Evaluating EB-5 Projects for Safety of Capital

For many investors into the EB-5 program, one question that concerns them is whether or not their investment will be safe. Although the investment must be “at risk” to qualify, there are a number of ways in which capital is safe while still meeting EB-5 program requirements.

Here are a few things that can be done to help secure the investment:

EB-5 Document Review:

When following the EB-5 due diligence process, it is important to keep each of the documents up to date. For example, each of the agreements needs to be reviewed and understood completely.

Such agreements may include the escrow, operations, business plans. Targeted Employment Area (TEA) designation letters, equity letters, impact studies, appraisals, loan agreements and the construction schedules.

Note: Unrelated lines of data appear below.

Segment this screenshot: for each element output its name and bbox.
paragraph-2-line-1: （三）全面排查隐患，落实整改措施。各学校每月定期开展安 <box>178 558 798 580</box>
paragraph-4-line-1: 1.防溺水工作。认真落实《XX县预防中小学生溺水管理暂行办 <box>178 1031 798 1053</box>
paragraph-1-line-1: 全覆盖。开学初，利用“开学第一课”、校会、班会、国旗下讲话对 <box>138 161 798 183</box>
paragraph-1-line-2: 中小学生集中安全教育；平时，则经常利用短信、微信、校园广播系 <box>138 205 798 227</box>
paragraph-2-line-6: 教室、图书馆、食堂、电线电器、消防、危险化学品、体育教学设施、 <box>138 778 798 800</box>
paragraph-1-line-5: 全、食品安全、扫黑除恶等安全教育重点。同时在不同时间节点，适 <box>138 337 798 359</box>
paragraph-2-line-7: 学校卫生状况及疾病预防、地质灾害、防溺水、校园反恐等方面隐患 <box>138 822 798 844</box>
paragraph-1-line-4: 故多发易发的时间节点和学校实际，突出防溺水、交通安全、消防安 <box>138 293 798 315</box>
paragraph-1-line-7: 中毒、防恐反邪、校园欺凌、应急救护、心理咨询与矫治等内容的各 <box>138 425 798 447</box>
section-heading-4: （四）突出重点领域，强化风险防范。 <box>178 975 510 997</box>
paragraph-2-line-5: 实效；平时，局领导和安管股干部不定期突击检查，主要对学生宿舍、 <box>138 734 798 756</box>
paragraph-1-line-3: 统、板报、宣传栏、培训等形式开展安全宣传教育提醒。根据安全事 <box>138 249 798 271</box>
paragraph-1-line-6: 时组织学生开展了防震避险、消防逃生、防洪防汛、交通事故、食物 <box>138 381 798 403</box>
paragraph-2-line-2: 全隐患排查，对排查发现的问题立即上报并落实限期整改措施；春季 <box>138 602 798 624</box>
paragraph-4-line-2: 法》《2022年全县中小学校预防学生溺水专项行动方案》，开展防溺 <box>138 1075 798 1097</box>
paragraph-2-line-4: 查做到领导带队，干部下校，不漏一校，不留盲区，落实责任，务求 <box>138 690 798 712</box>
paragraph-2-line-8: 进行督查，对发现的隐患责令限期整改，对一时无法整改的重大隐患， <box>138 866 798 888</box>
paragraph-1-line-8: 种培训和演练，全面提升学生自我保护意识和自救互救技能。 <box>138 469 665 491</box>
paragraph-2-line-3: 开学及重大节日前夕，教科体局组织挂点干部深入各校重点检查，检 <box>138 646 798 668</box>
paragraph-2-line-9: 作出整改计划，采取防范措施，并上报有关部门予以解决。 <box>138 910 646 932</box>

Other questions that may need to be asked when reviewing the documents are as follows;

  • How is my investment structured to meet my needs?
  • Can the project generate enough revenues to repay loans?
  • Is the exit strategy understood and can be easily followed?
  • What is the percentage EB-5 capital tied up in the venture? Is it higher than 30%?

When performing the due diligence on the Regional Centers, it is also important to see what their past experience has been. While past success cannot truly represent what may happen in the future, it is still important to consider before choosing the right one for you. One should consider the following;

  • I-526 Petition approvals gained
  • I-829 Petition approvals gained
  • What is the number of competed projects
  • Number of investors have chosen to invest with this regional center?
  • The number of jobs created?
  • Number of investors who have received an ROI?

Consider their job creation methods

  • What is their Job creation buffers?
  • Has their method been successful?
  • Are indirect and induced job creation used effectively?

Pay a visit to the project location

Before making a final decision on the project that is offered by the Regional Center, it is a good idea to pay a visit to the actual site. Much can be learned about the project by visiting the site in person and witnessing it for yourself. For example, will be able to determine the following;

  • What point is the construction process in?
  • Is the Regional Center being honest about the project?
  • Is the Regional Center being transparent?
  • Do you have access to all the documentation?
  • Are you being protected against fraud?